Now, select the role LambdaS3DyanamoDB we created in earlier step and hit Create function button:

create lambda function

Now follow the below steps for Lambda Function:

  • Write the python code using the boto3 resource API to load the service instance object.
  • An event object is used to pass the metadata of the file (S3 bucket, filename).
  • Then using action methods of s3_client, load S3 file data in the json object.
  • Parse the json data and save it into DyanamoDB table (customer)
#Code snippet

import json
import boto3
dynamodb =  boto3.resource('dynamodb')
s3_client = boto3.client('s3')

table = dynamodb.Table('customer')

def lambda_handler(event, context):
   # Retrieve File Information
   bucket_name =   event['Records'][0]['s3']['bucket']['name']
   s3_file_name =  event['Records'][0]['s3']['object']['key']

   # Load Data in object
   json_object =   s3_client.get_object(Bucket=bucket_name, Key= s3_file_name)
   jsonFileReader  =   json_object['Body'].read()
   jsonDict    =   json.loads(jsonFileReader)
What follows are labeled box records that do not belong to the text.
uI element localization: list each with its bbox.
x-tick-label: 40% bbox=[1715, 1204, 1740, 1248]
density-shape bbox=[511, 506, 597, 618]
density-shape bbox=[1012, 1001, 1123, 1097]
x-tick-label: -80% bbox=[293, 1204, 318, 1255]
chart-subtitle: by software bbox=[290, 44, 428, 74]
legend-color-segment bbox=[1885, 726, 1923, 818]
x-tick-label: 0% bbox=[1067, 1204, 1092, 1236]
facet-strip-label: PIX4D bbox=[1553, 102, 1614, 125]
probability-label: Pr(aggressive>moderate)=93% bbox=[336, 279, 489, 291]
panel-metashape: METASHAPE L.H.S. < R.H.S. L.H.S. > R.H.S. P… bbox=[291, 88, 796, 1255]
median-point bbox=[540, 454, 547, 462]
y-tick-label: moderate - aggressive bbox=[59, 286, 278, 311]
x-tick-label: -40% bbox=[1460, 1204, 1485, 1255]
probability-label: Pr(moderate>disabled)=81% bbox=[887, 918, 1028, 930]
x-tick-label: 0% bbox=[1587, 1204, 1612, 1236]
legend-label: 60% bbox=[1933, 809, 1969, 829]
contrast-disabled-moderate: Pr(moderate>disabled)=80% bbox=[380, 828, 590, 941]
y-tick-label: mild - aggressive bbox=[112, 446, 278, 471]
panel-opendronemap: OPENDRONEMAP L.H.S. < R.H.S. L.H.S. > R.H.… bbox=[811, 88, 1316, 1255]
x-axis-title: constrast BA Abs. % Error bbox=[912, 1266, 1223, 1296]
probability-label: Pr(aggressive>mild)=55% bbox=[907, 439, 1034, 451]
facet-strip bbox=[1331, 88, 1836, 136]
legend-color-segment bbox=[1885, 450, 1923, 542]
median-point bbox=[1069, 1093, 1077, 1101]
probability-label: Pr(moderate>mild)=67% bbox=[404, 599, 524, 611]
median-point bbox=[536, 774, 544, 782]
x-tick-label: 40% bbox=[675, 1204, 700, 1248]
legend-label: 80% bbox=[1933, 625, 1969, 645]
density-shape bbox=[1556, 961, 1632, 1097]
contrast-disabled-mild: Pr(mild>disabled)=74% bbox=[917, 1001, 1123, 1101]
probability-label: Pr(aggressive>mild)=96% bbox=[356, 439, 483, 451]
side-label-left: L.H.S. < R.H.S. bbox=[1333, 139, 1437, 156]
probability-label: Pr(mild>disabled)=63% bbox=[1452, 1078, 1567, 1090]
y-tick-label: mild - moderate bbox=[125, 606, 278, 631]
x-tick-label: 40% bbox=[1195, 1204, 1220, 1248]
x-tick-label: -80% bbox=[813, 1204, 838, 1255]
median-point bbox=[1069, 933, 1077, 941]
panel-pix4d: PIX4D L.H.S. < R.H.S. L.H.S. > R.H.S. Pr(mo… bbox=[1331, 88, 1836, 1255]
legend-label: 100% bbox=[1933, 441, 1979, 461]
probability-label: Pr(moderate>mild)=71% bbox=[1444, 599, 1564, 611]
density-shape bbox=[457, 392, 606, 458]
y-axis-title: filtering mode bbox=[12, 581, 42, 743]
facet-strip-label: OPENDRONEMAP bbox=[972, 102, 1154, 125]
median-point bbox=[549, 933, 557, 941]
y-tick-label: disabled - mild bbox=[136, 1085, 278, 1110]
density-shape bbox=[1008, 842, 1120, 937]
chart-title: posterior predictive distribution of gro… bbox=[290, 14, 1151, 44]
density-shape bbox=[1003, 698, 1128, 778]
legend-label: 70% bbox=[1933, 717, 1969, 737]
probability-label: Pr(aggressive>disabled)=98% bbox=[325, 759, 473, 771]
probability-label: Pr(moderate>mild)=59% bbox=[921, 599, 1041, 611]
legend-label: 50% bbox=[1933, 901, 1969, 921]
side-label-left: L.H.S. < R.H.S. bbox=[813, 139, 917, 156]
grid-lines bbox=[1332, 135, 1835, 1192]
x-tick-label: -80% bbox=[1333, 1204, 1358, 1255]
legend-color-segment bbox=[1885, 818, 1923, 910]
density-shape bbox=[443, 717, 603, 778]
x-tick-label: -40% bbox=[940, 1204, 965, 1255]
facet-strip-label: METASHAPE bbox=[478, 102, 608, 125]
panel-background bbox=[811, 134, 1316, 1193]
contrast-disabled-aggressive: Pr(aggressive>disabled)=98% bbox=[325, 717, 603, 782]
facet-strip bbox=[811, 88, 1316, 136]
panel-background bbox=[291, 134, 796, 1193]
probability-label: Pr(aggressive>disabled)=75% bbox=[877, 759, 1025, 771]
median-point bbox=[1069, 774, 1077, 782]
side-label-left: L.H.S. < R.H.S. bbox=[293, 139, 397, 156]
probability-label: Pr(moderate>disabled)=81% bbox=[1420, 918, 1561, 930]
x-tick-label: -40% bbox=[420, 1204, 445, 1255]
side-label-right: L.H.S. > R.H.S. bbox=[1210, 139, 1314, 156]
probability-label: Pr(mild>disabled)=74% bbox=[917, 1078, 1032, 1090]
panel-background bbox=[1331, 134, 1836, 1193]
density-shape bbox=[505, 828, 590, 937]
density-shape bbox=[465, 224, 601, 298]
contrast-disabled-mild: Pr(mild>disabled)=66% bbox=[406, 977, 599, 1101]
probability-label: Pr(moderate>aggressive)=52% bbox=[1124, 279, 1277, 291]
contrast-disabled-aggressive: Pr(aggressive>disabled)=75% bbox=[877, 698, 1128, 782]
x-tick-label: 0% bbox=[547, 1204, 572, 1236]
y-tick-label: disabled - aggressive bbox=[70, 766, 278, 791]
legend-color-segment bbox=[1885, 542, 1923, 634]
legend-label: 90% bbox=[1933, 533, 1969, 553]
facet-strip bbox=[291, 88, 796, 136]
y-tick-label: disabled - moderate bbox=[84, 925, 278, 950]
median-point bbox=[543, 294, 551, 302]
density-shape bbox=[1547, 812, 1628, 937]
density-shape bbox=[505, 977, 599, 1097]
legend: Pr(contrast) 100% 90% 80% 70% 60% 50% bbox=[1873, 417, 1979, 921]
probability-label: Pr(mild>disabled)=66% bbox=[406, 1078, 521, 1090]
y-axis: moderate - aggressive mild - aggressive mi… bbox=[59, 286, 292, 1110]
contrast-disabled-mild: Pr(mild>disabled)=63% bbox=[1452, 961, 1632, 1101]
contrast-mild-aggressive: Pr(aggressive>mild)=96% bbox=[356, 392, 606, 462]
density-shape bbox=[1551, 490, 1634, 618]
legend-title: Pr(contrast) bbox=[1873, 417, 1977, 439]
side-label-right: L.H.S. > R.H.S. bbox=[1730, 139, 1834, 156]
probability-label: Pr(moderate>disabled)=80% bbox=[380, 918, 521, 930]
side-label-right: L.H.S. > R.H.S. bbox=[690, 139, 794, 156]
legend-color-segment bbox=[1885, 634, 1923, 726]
   # Save date in dynamodb table
   table.put_item( Item=jsonDict)

Next, create an S3 trigger:

  • Select the Bucket name created in the earlier step.
  • Select the Event type as “All object create events”.
  • Enter suffix as .json
  • Click on Add button

create s3 trigger

Lambda Function is now ready with all the configurations and setup.

Test the Lambda Function

Let’s test this Lambda function customerupdate.

  • First, we need to upload a json file in the S3 bucket boto3customer.
  • As soon as the file gets uploaded in S3 bucket, it triggers the customerupdate
  • It will execute the code that receives the metadata of the file through the event object and loads this file content using boto3 APIs.
  • Then, it saves the content to the customer table in DynamoDB.

test lambda function

We can see the file content got saved in the DyanamoDB table.

This completes our use case implementation of a serverless application with Python runtime using the boto3 library.

Summary

AWS Lambda is a widely used service for implementing serverless architectures. It supports many languages including NodeJs, Python, and Java. Python as a language has been growing traction among developers. And the boto3 SDK is helping ease the development of functions in Lambda.